Should Utah residents be worried about the capsule coming down to Earth? Because of the electricity and housing offered by Dugway and the vast, dry desert that borders the northwest of Beehive State, NASA officials believe that Utah is the ideal location for landing it.

(Source: The Salt Lake Tribune, Francisco Kjolseth.) Curation Initiatives Lead Kimberly Allums speaks with several NASA OSIRIS-REx mission participants about the clear chamber that will serve as the first step of restoration on Thursday, July 20, 2023, when a capsule lands on the Utah coast later this autumn. View and Coach Vary grasp a pattern from the asteroid Bennu, which is close to Earth. According to NASA’s deputy mission supervisor for OSIRIS-REx, Mike Moreau, even when errors in wind and air density are taken into account, predictions of the SRC landing zone still stay within the UTTR bounds.

“That’s actually one of the many most important reasons we picked this location,” Moreau said.

Furthermore, this is not the first time NASA has made a pattern container landing in Utah. According to Witherspoon, samples from the Genesis and Stardust missions touched down at UTTR.

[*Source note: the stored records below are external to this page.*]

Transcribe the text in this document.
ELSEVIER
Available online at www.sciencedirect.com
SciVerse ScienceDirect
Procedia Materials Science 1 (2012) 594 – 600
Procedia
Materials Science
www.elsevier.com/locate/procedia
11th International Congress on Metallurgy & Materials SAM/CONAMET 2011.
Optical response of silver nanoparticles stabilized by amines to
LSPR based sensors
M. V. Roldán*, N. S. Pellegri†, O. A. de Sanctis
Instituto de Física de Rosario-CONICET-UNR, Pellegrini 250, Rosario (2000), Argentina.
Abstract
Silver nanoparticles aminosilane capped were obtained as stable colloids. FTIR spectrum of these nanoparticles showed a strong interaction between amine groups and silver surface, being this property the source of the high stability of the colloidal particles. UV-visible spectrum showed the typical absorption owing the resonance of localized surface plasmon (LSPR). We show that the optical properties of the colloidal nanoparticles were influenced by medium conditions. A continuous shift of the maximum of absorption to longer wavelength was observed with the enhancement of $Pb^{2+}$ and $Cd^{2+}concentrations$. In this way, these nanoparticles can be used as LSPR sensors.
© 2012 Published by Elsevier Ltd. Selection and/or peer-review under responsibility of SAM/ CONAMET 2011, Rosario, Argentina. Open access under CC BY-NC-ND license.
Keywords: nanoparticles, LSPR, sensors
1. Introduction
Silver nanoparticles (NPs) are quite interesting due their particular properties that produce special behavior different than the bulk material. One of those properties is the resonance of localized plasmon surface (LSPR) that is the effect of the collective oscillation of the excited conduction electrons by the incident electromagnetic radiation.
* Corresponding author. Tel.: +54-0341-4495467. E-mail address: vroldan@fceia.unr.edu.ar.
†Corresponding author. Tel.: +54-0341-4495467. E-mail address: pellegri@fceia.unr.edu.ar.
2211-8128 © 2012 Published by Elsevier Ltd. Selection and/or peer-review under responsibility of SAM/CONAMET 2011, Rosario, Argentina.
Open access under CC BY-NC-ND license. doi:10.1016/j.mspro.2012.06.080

Are NASA scientists worried that the lucrative home mission may turn into a science fiction movie where humans are harmed by chemicals or organic stuff, even if the blueprint arrives safely inside UTTR?

The police claim they make lighthearted jokes about the possibility, but they also say they’re certain that the likelihood has been eliminated by their remote testing over the last seven years. They claim that contamination of the Earth might jeopardize the almost ten-year scientific mission, which is the real worry.

“We’ll see,” someone joked.

(Source: The Salt Lake Tribune, Francisco Kjolseth.) On July 20, 2023, members of the NASA OSIRIS-REx mission discussed their intention to return a near-Earth asteroid Bennu’s pattern to Utah. Examine and Coach Vary later in the autumn.